Pressure Switch dan cara seting

Diposting pada

Apa itu Pressure Switch?

Pressure Switch adalah komponen yang banyak dibutuhkan pada berbagai aplikasi peralatan, antara lain adalah pada instalasi air bersih, instalasi pompa, kompresor angin, instalasi pneumatik.
 
Pressure Switch pada dasarnya adalah berfungsi untuk mempertahankan sebuah tekanan pada peralatan aplikasinya, hal ini berhubungan dengan sumber tekanan dan tekanan buang.
 
Saya ambil contoh sederhana pada sebuah pompa air dengan menggunakan pressure switch. Ap[a fungsi pressure switch pada instalasi pompa air tersebut?
 
Pressure Switch pada pompa air berfungsi untuk mendeteksi nilai / jumlah tekanan dari hasil pemompaan yang biasanya menggunakan header pressure sebagai media penampungannya yang terletak pada output pompa.
 Untuk lebih detail memahami, kami posting dalam artikel ini : Cara Setting Mur Kontrol Tekanan Pressure Switch Pompa Air
Dari deteksi nilai tekanan tersebut pressure switch memerintahkan pompa untuk aktif atau nonaktif dengan pengaturan pada panel pompa tentunya.
 
Diatas adalah contoh sederhana dari pemakaian pressure switch, selain pada aplikasi yang lebih rumit lainnya.

Bagaimana cara seting pressure switch?

Pertanyaan ini sering terlontar saat kita menemukan masalah pada kerusakaan pompa air atau aplikasi lain yang menggunakan pressure switch.
 
Pada pressure switch umumnya memiliki dua stik seting yang bisa dalam teknik disebut sebagai differensial atau perbedaa / selisih.
 
Stik pertama adalah untuk menetapkan perbedaan  diferensial) antara ON dan OFF mengatur tekanan minimum.
 
Langkah pertama adalah memutar stik pertama (stik diferensial) untuk menentukan perbedaan tekanan ON dan OFF . Kemudian memutar stik kedua (biasanya stik lebih panjang).
 
Langkah selanjutnya adalah buang tekanan dari header / tangki untuk mengecek setingan tersebut sudah benar atau belum dengan melihat nilai tekanan yang tertera pada pressure gauge.
 
Stik pendek (stik pertama) bisa diatur posisi setingan tekanan minimal yang dibutuhkan.
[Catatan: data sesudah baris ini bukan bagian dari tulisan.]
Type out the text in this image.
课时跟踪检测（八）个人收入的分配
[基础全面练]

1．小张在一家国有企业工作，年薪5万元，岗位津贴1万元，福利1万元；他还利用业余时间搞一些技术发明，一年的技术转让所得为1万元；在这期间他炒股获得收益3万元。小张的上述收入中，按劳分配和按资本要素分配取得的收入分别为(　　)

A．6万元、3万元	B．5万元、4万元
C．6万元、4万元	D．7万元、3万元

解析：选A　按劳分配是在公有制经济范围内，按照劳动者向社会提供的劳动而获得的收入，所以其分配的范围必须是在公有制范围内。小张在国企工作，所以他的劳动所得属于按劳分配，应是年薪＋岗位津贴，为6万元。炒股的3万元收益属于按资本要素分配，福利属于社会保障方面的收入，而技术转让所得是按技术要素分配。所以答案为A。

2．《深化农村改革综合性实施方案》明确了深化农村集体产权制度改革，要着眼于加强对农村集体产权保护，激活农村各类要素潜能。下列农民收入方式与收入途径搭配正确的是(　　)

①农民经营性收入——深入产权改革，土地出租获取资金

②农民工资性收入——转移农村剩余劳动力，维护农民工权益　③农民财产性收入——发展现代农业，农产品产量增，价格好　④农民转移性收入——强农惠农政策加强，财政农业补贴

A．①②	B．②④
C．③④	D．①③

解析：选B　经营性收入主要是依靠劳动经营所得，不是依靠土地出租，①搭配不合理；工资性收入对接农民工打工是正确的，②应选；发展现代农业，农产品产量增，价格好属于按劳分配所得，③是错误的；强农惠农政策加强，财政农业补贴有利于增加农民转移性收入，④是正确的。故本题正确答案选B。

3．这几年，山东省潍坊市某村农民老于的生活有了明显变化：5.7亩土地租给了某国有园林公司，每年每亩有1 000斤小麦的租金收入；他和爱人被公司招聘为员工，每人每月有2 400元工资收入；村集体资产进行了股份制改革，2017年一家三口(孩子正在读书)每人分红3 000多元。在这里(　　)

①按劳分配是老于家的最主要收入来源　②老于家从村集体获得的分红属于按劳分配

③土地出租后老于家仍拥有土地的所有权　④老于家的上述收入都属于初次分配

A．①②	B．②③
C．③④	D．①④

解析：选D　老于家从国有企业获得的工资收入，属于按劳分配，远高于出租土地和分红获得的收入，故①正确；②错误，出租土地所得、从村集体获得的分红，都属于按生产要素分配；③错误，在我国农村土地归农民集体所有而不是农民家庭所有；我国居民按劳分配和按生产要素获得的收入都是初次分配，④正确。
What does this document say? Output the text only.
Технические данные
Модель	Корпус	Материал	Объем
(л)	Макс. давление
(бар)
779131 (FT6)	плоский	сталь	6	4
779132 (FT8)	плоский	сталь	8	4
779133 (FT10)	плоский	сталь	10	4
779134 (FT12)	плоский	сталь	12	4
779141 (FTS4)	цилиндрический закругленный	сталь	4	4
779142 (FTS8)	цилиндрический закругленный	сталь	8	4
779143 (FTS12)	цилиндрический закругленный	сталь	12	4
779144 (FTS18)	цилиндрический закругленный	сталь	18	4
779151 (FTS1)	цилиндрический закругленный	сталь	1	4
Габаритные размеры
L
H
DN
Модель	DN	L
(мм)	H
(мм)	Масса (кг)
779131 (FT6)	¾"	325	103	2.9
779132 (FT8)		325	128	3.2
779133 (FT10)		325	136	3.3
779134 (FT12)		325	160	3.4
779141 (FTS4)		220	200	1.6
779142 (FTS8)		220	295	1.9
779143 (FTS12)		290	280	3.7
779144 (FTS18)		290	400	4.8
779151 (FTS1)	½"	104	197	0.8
Setelah tekanan mencapai titik minimal yang sudah kita tentukan seharusnya pompa akan aktif otomatis , jika belum berarti setingan kita belum benar.
 
Setelan minimum telah kita lakukan selanjutnya adalah tekanan maksimum.  Tekanan maksimum artinya pompa akan nonaktif bila tekanan menunjukkan pada angka maksimal yang telah kita tentukan pada seting pressure switch.
 
Range atau jangkauan pada parameter seting di stik pertama adalah jarak batas minimum dan maksimum tekanan. Dengan memperpanjang jarak tekanan pada settingan tersebut artinya lebih panjang tekanan antara cut off dan cut in (kapan pompa aktif dan tidak aktif).
Stik kedua berguna untuk menentukan titik maksimum tekanan, semakin kita setting tinggi maka pompa akan aktif sampai titik point seting tersebut.
 
Memahami tekanan / pressure silahkan baca tread ini : Jenis-jenis pengukur tekanan (pressure measurement)

Kesimpulannya bahwa:

  1. Stik pendek atau stik pertama berguna untuk menentukan angka minimum, pompa akan aktif jika menyentuh titik terendah / minimum.
  2. Stik kedua   atau stik yang panjang untuk menentukan tekanan maksimum, pompa akan nonaktif jika tekanan mencapai titik point tersebut.
  3. Setting tekanan sebaiknya dilakukan pada saat semua sistem kontrol berjalan atau semua aktif karena hal itu akan mempermudah dalam langkah penyetingan.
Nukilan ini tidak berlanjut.